White Queen To Black Knight

On green baize dotted with 250 multi-hued cars and motorcycles from 250 countries, some thought she was too white. Some believed she was too delicate, too feminine to conquer Pebble Beach. In the end, the color of virtue triumphed. Seventy-seven years after she was delivered to a lady in Paris, The Patterson Collection of Louisville, Kentucky brought the white 1933 Delage D8S to Pebble Beach and won the most important prize in the world of car collecting:  Best of Show.
Jim Patterson, has won with other cars at other concours but this is his first win at Pebble Beach."This is the one that really matters" he said.

"This car could do it all" said Concours Chairwoman Sandra Button. "It did 100 miles per hour in its day. It embodied style, speed and comfort." In 1930 the French Delage company added a shorter wheelbase "sports" model to their D8 offering and designated it the D8S. This particular car was shown at the prestigious Salon de Paris in 1933.

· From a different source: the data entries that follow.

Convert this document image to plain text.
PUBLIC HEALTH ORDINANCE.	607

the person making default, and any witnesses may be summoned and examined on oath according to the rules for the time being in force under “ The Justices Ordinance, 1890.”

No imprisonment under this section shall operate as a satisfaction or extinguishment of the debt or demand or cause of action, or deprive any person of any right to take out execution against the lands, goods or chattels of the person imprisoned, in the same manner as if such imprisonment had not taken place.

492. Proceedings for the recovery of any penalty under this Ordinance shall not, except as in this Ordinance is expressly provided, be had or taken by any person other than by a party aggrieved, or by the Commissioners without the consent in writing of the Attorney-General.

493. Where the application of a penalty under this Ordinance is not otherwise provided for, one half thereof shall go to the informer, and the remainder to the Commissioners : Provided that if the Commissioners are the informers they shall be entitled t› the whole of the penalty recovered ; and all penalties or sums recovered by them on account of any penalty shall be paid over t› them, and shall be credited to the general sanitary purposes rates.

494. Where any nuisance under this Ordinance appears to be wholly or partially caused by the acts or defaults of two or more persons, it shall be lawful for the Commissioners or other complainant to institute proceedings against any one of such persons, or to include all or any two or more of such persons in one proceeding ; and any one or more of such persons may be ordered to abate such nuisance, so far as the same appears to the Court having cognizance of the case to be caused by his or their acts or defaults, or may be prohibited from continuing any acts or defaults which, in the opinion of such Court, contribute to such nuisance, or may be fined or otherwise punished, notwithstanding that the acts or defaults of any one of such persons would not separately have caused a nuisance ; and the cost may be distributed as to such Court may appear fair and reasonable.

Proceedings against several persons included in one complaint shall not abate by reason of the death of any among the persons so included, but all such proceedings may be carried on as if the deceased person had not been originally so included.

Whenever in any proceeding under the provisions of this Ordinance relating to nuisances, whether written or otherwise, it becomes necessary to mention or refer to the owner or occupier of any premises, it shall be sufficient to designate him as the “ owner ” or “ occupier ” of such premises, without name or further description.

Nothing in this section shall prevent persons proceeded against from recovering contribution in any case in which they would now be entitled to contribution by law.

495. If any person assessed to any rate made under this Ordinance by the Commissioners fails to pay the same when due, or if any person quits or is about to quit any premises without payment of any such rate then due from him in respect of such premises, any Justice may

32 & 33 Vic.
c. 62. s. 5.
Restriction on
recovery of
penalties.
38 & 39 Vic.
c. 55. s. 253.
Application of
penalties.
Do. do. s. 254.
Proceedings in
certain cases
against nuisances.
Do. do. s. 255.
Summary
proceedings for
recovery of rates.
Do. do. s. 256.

There was a feeling on the field that swoopy showpieces in the French style had had their day. It was time for a change. The challenge came from a car diametrically opposed in color, style and demeanor. The 1929 black English Bentley with body by Park Ward would be the alfa male of any car meet. Bentleys of this era are rarely white and seldom the driven by women.  Where the Delage flowed, the Bentley didn't. But Bentleys had a successful race history and were considered rugged and dependable. The choice of English sportsmen.

Each car had won its respective class and the judges had to make an important decision between two vastly different cars, each with a strong constituency of supporters. The White Queen took out the Black Knight and the judges made a statement: When important cars are equally matched in provenance and quality, the elegant car remains their favorite.

Bentley

Pebble Beach is always exciting. This year it was also dramatic.